Campbell is among at least a handful of potential unaffiliated candidates seeking to garner enough signatures to appear on ballots this fall. If no unaffiliated candidates get the required signatures, 57 of 120 House members and 15 of 50 senators would go unopposed on Nov. 8. Yes, that’s 72 of our 170 state legislators.

It seems unfair that independent candidates need to get so many signatures just to appear on a ballot in a state where unaffiliated voters now make up more than 28 percent — and growing — of the registered voters. According to the State Board of Elections, voters registered as unaffiliated now make up nearly 1.9 million of the state’s 6.5 million voters.

As she announced her signature effort recently, Campbell said simply going around town getting people to sign will start a conversation in her district about what’s going on in North Carolina state government. If she’s successful, that debate would continue through the year.

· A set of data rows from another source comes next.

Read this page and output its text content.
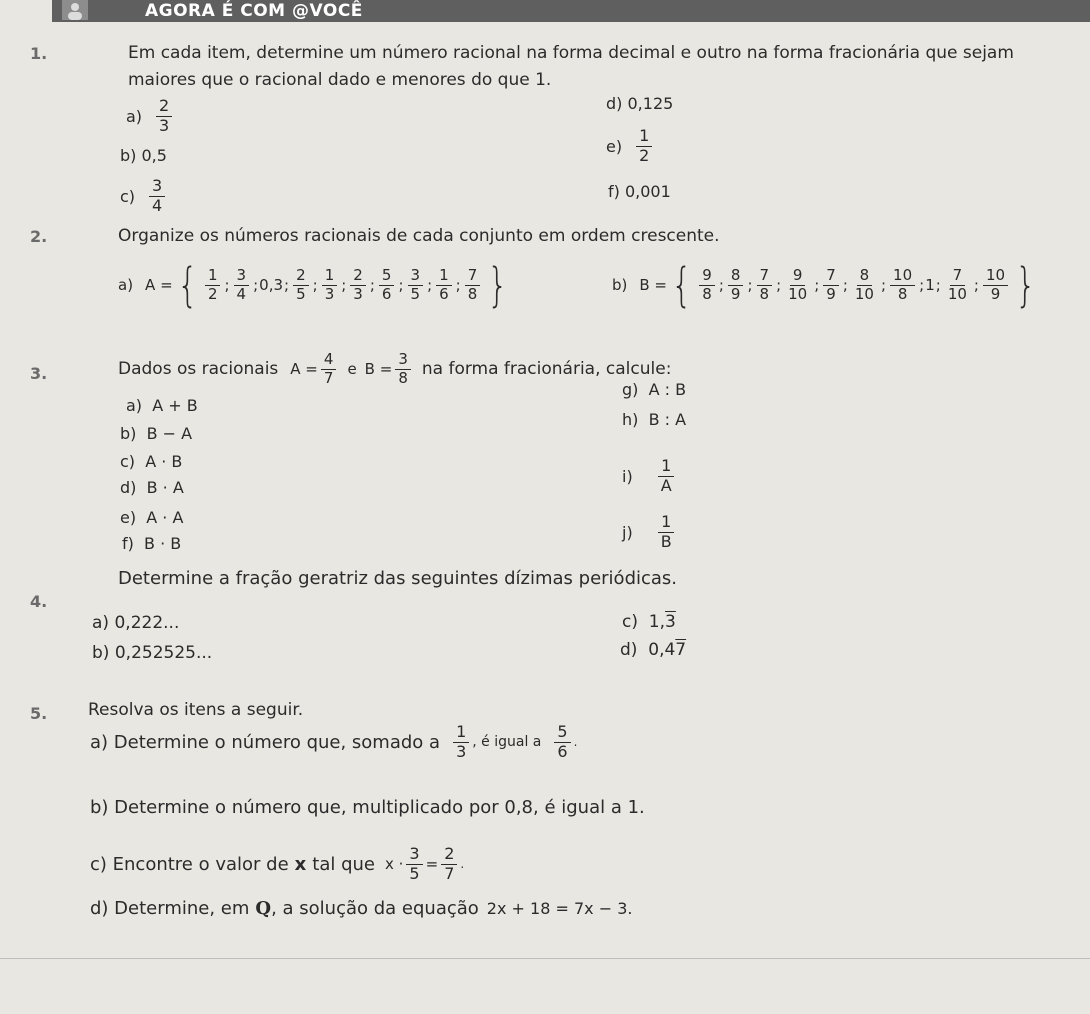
AGORA É COM @VOCÊ
1.	Em cada item, determine um número racional na forma decimal e outro na forma fracionária que sejam
maiores que o racional dado e menores do que 1.
$a) \frac{2}{3}$
b) 0,5
$c) \frac{3}{4}$
d) 0,125
$e) \frac{1}{2}$
f) 0,001
2.	Organize os números racionais de cada conjunto em ordem crescente.
a) A = { $\frac{1}{2}$ ; $\frac{3}{4}$ ; 0,3 ; $\frac{2}{5}$ ; $\frac{1}{3}$ ; $\frac{2}{3}$ ; $\frac{5}{6}$ ; $\frac{3}{5}$ ; $\frac{1}{6}$ ; $\frac{7}{8}$ }	b) B = { $\frac{9}{8}$ ; $\frac{8}{9}$ ; $\frac{7}{8}$ ; $\frac{9}{10}$ ; $\frac{7}{9}$ ; $\frac{8}{10}$ ; $\frac{10}{8}$ ; 1 ; $\frac{7}{10}$ ; $\frac{10}{9}$ }
3.	Dados os racionais $A = \frac{4}{7}$ e $B = \frac{3}{8}$ na forma fracionária, calcule:
a) A + B
b) B − A
c) A · B
d) B · A
e) A · A
f) B · B
g) A : B
h) B : A
$i) \frac{1}{A}$
$j) \frac{1}{B}$
4.
Determine a fração geratriz das seguintes dízimas periódicas.
a) 0,222...
b) 0,252525...
c) 1,3
d) 0,47
5. Resolva os itens a seguir.
a) Determine o número que, somado a $\frac{1}{3}$ , é igual a $\frac{5}{6}$ .
b) Determine o número que, multiplicado por 0,8, é igual a 1.
c) Encontre o valor de x tal que $x \cdot \frac{3}{5} = \frac{2}{7}$ .
d) Determine, em Q , a solução da equação 2x + 18 = 7x − 3.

Otherwise, she said, “this first-term politician goes uncontested in a bid for re-election.”

A quick search of the State Board of Elections website showed another half-dozen or so General Assembly hopefuls seeking to get on ballots as unaffiliated candidates. Perhaps their efforts will spark an overdue conversation about ballot access laws for the growing number of unaffiliated voters in North Carolina.

I hope they all are successful in getting the required number of petitions. Because what’s a democracy without choices?

Patrick Gannon is the editor of the Insider State Government News Service.